Respinto il ricorso di un chirurgo, accusato di lesioni colpose per aver dimenticato di rimuovere una garza dalla tasca sottocutanea di una paziente sottoposta a intervento

Con la sentenza n. 34742/2020 la Cassazione si è pronunciata sul ricorso presentato da un medico condannato in sede di merito in ordine al delitto di lesioni colpose, di cui all’art.590 cod. pen., perché, sottoponendo una paziente a un intervento chirurgico di sostituzione del generatore del pacemaker, le cagionava, per colpa consistita nell’aver dimenticato di rimuovere dalla tasca sottocutanea una garza, l’insorgere di un processo infiammatorio ed infettivo cui conseguiva un successivo necessario intervento chirurgico di rimozione del dispositivo, bonifica della tasca ed impianto di un nuovo dispositivo in sede addominale.

Nel rivolgersi alla Suprema Corte il camice bianco lamentava, tra gli altri motivi, che le argomentazioni offerte dai giudici di merito sulla causa delle lesioni fossero censurabili in quanto “improntate al semplicistico criterio secondo cui post hoc – propter hoc”. Contestava, pertanto, la mancata assunzione di una perizia, quale prova decisiva che avrebbe definitivamente chiarito le cause di insorgenza dell’infezione.

I Giudici Ermellini, tuttavia, hanno ritenuto manifestamente infondato il motivo di doglianza.

La Cassazione ha osservato, in primo luogo, che la perizia non può mai essere considerata una prova decisiva, sulla scorta del consolidato orientamento giurisprudenziale per cui “la mancata effettuazione di un accertamento peritale non può costituire motivo di ricorso per cassazione ai sensi dell’art.606, comma 1, lett. d), cod. proc. pen., in quanto la perizia non può farsi rientrare nel concetto di prova decisiva, trattandosi di un mezzo di prova ‘neutro’, sottratto alla disponibilità delle parti e rimesso alla discrezionalità del giudice, laddove l’articolo citato, attraverso il richiamo all’art. 495, comma 2, cod. proc. pen., si riferisce esclusivamente alle prove a discarico che abbiano carattere di decisività”.

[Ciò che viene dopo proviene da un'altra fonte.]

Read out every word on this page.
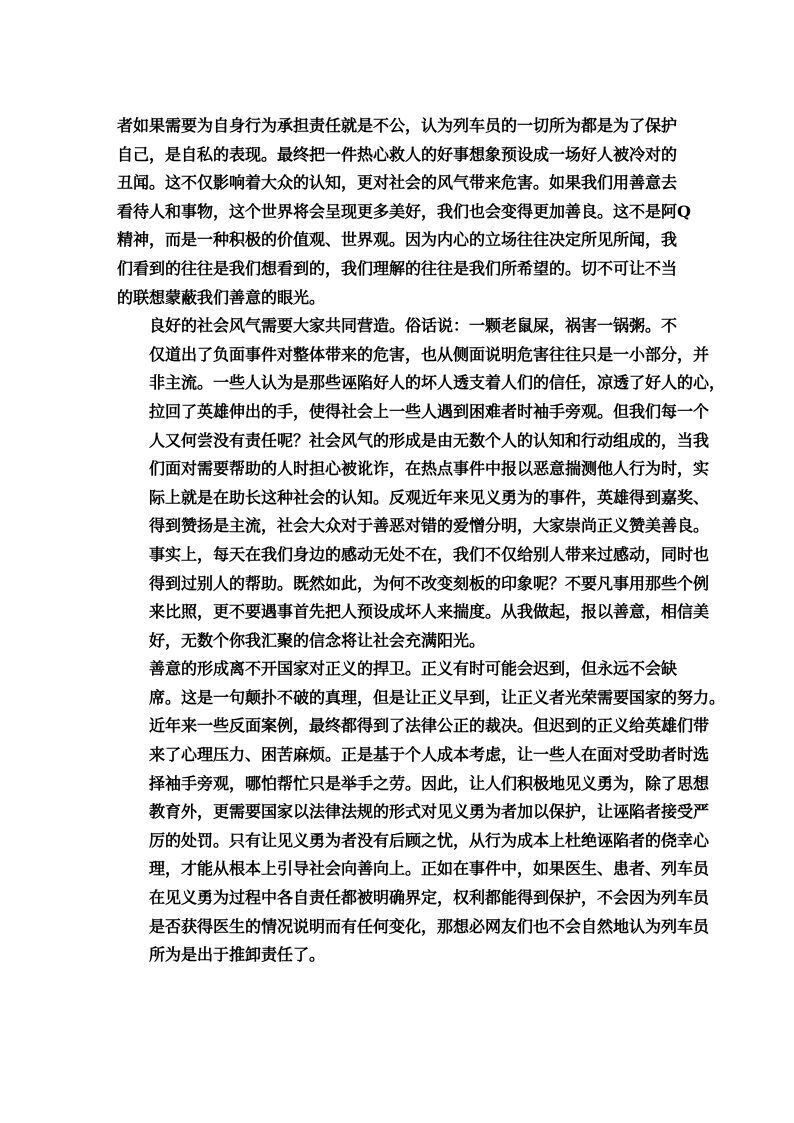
者如果需要为自身行为承担责任就是不公，认为列车员的一切所为都是为了保护
自己，是自私的表现。最终把一件热心救人的好事想象预设成一场好人被冷对的
丑闻。这不仅影响着大众的认知，更对社会的风气带来危害。如果我们用善意去
看待人和事物，这个世界将会呈现更多美好，我们也会变得更加善良。这不是阿Q
精神，而是一种积极的价值观、世界观。因为内心的立场往往决定所见所闻，我
们看到的往往是我们想看到的，我们理解的往往是我们所希望的。切不可让不当
的联想蒙蔽我们善意的眼光。

良好的社会风气需要大家共同营造。俗话说：一颗老鼠屎，祸害一锅粥。不
仅道出了负面事件对整体带来的危害，也从侧面说明危害往往只是一小部分，并
非主流。一些人认为是那些诬陷好人的坏人透支着人们的信任，凉透了好人的心，
拉回了英雄伸出的手，使得社会上一些人遇到困难者时袖手旁观。但我们每一个
人又何尝没有责任呢？社会风气的形成是由无数个人的认知和行动组成的，当我
们面对需要帮助的人时担心被讹诈，在热点事件中报以恶意揣测他人行为时，实
际上就是在助长这种社会的认知。反观近年来见义勇为的事件，英雄得到嘉奖、
得到赞扬是主流，社会大众对于善恶对错的爱憎分明，大家崇尚正义赞美善良。
事实上，每天在我们身边的感动无处不在，我们不仅给别人带来过感动，同时也
得到过别人的帮助。既然如此，为何不改变刻板的印象呢？不要凡事用那些个例
来比照，更不要遇事首先把人预设成坏人来揣度。从我做起，报以善意，相信美
好，无数个你我汇聚的信念将让社会充满阳光。

善意的形成离不开国家对正义的捍卫。正义有时可能会迟到，但永远不会缺
席。这是一句颠扑不破的真理，但是让正义早到，让正义者光荣需要国家的努力。
近年来一些反面案例，最终都得到了法律公正的裁决。但迟到的正义给英雄们带
来了心理压力、困苦麻烦。正是基于个人成本考虑，让一些人在面对受助者时选
择袖手旁观，哪怕帮忙只是举手之劳。因此，让人们积极地见义勇为，除了思想
教育外，更需要国家以法律法规的形式对见义勇为者加以保护，让诬陷者接受严
厉的处罚。只有让见义勇为者没有后顾之忧，从行为成本上杜绝诬陷者的侥幸心
理，才能从根本上引导社会向善向上。正如在事件中，如果医生、患者、列车员
在见义勇为过程中各自责任都被明确界定，权利都能得到保护，不会因为列车员
是否获得医生的情况说明而有任何变化，那想必网友们也不会自然地认为列车员
所为是出于推卸责任了。
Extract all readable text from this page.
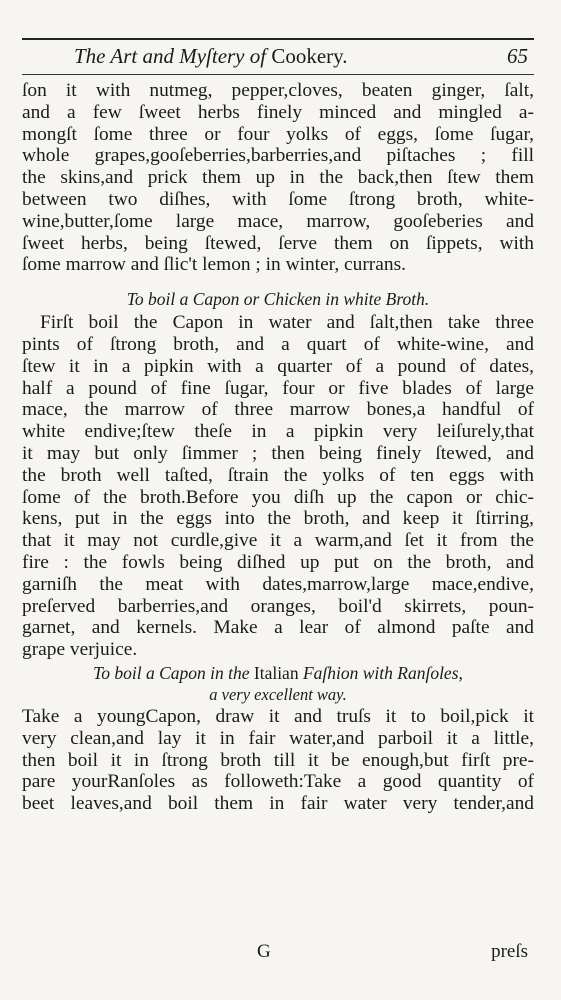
The Art and Myſtery of Cookery.	65
ſon it with nutmeg, pepper,cloves, beaten ginger, ſalt,
and a few ſweet herbs finely minced and mingled a-
mongſt ſome three or four yolks of eggs, ſome ſugar,
whole grapes,gooſeberries,barberries,and piſtaches ; fill
the skins,and prick them up in the back,then ſtew them
between two diſhes, with ſome ſtrong broth, white-
wine,butter,ſome large mace, marrow, gooſeberies and
ſweet herbs, being ſtewed, ſerve them on ſippets, with
ſome marrow and ſlic't lemon ; in winter, currans.
To boil a Capon or Chicken in white Broth.
Firſt boil the Capon in water and ſalt,then take three
pints of ſtrong broth, and a quart of white-wine, and
ſtew it in a pipkin with a quarter of a pound of dates,
half a pound of fine ſugar, four or five blades of large
mace, the marrow of three marrow bones,a handful of
white endive;ſtew theſe in a pipkin very leiſurely,that
it may but only ſimmer ; then being finely ſtewed, and
the broth well taſted, ſtrain the yolks of ten eggs with
ſome of the broth.Before you diſh up the capon or chic-
kens, put in the eggs into the broth, and keep it ſtirring,
that it may not curdle,give it a warm,and ſet it from the
fire : the fowls being diſhed up put on the broth, and
garniſh the meat with dates,marrow,large mace,endive,
preſerved barberries,and oranges, boil'd skirrets, poun-
garnet, and kernels. Make a lear of almond paſte and
grape verjuice.
To boil a Capon in the Italian Faſhion with Ranſoles,
a very excellent way.
Take a youngCapon, draw it and truſs it to boil,pick it
very clean,and lay it in fair water,and parboil it a little,
then boil it in ſtrong broth till it be enough,but firſt pre-
pare yourRanſoles as followeth:Take a good quantity of
beet leaves,and boil them in fair water very tender,and
G	preſs
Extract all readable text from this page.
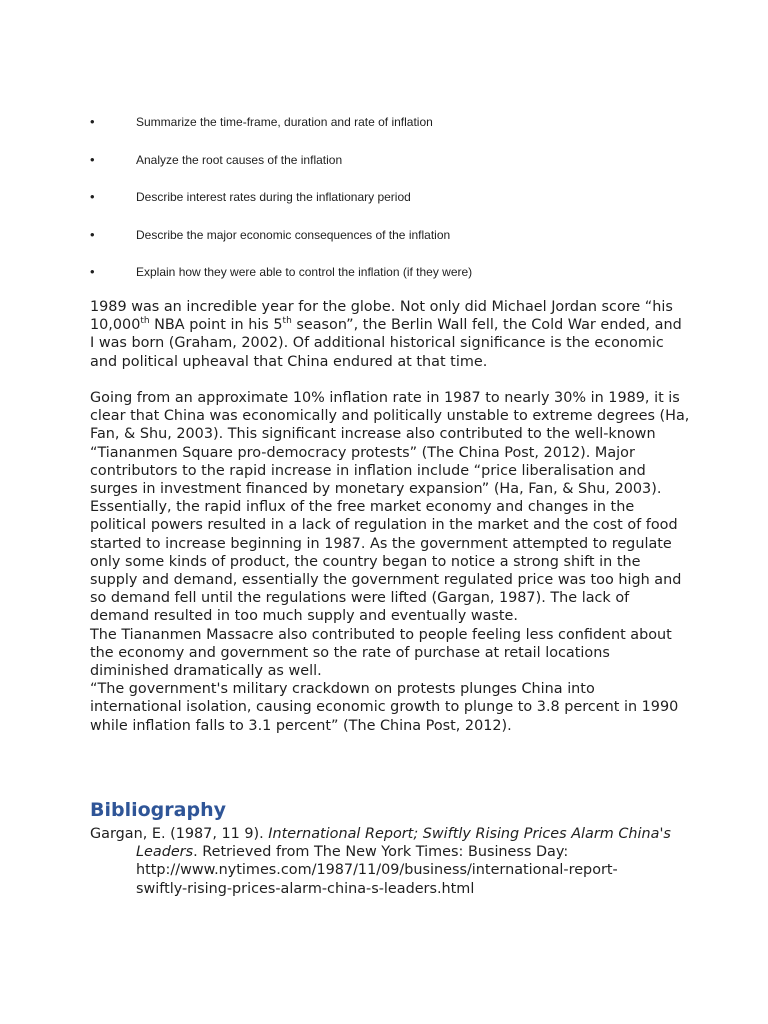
•	Summarize the time-frame, duration and rate of inflation
•	Analyze the root causes of the inflation
•	Describe interest rates during the inflationary period
•	Describe the major economic consequences of the inflation
•	Explain how they were able to control the inflation (if they were)

1989 was an incredible year for the globe. Not only did Michael Jordan score “his 10,000th NBA point in his 5th season”, the Berlin Wall fell, the Cold War ended, and I was born (Graham, 2002). Of additional historical significance is the economic and political upheaval that China endured at that time.

Going from an approximate 10% inflation rate in 1987 to nearly 30% in 1989, it is clear that China was economically and politically unstable to extreme degrees (Ha, Fan, & Shu, 2003). This significant increase also contributed to the well-known “Tiananmen Square pro-democracy protests” (The China Post, 2012). Major contributors to the rapid increase in inflation include “price liberalisation and surges in investment financed by monetary expansion” (Ha, Fan, & Shu, 2003). Essentially, the rapid influx of the free market economy and changes in the political powers resulted in a lack of regulation in the market and the cost of food started to increase beginning in 1987. As the government attempted to regulate only some kinds of product, the country began to notice a strong shift in the supply and demand, essentially the government regulated price was too high and so demand fell until the regulations were lifted (Gargan, 1987). The lack of demand resulted in too much supply and eventually waste.
The Tiananmen Massacre also contributed to people feeling less confident about the economy and government so the rate of purchase at retail locations diminished dramatically as well.
“The government's military crackdown on protests plunges China into international isolation, causing economic growth to plunge to 3.8 percent in 1990 while inflation falls to 3.1 percent” (The China Post, 2012).
Bibliography

Gargan, E. (1987, 11 9). International Report; Swiftly Rising Prices Alarm China's Leaders. Retrieved from The New York Times: Business Day: http://www.nytimes.com/1987/11/09/business/international-report- swiftly-rising-prices-alarm-china-s-leaders.html
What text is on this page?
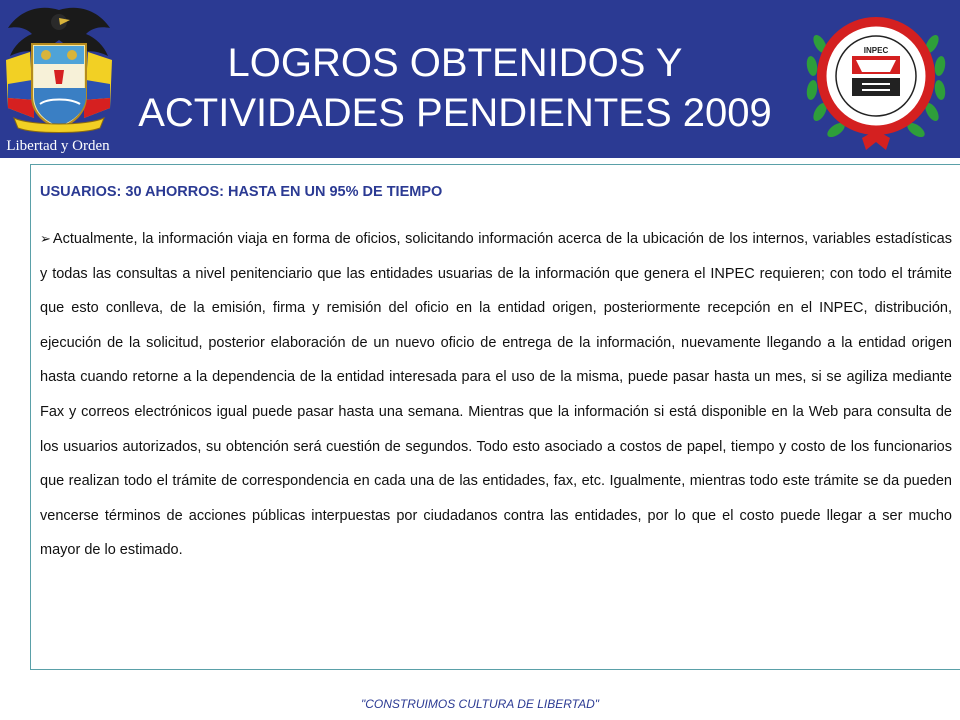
Libertad y Orden
LOGROS OBTENIDOS Y
ACTIVIDADES PENDIENTES 2009
INPEC
USUARIOS: 30 AHORROS: HASTA EN UN 95% DE TIEMPO

➢ Actualmente, la información viaja en forma de oficios, solicitando información acerca de la ubicación de los internos, variables estadísticas y todas las consultas a nivel penitenciario que las entidades usuarias de la información que genera el INPEC requieren; con todo el trámite que esto conlleva, de la emisión, firma y remisión del oficio en la entidad origen, posteriormente recepción en el INPEC, distribución, ejecución de la solicitud, posterior elaboración de un nuevo oficio de entrega de la información, nuevamente llegando a la entidad origen hasta cuando retorne a la dependencia de la entidad interesada para el uso de la misma, puede pasar hasta un mes, si se agiliza mediante Fax y correos electrónicos igual puede pasar hasta una semana. Mientras que la información si está disponible en la Web para consulta de los usuarios autorizados, su obtención será cuestión de segundos. Todo esto asociado a costos de papel, tiempo y costo de los funcionarios que realizan todo el trámite de correspondencia en cada una de las entidades, fax, etc. Igualmente, mientras todo este trámite se da pueden vencerse términos de acciones públicas interpuestas por ciudadanos contra las entidades, por lo que el costo puede llegar a ser mucho mayor de lo estimado.

"CONSTRUIMOS CULTURA DE LIBERTAD"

In secondo luogo, dal Palazzaccio hanno sottolineato come le argomentazioni della Corte territoriale in punto di nesso causale fossero logiche e coerenti con il materiale probatorio, essendosi basate sugli accertamenti tecnici dei consulenti tecnici del PM e della parte civile, nonché su ulteriori elementi indiziari, specificamente indicati nella sentenza impugnata.

In sintesi: i sintomi di infezione erano sorti solamente a seguito dell’intervento e si erano manifestati, pochi giorni dopo l’operazione, proprio nella tasca sottocutanea dove era stata lasciata la garza; la presenza di un qualsiasi corpo estraneo tende a determinare una reazione infiammatoria del tipo riscontrato nella paziente; a seguito della rimozione della garza, la patologia era scomparsa definitivamente, con piena guarigione della donna.

Per la Cassazione, dunque, il percorso motivazionale offerto dal Collegio distrettuale era congruo e non manifestamente illogico, oltre che pienamente conforme ai principi in materia di accertamento del nesso causale delineati dalle note sentenze Franzese.

Il Collegio di secondo grado aveva “svolto correttamente il richiesto giudizio di alta probabilità logica, fondandolo sia su un ragionamento di deduzione logica basato sulle generalizzazioni scientifiche, sia su una valutazione di tipo induttivo elaborata attraverso le caratteristiche e particolarità del caso concreto”.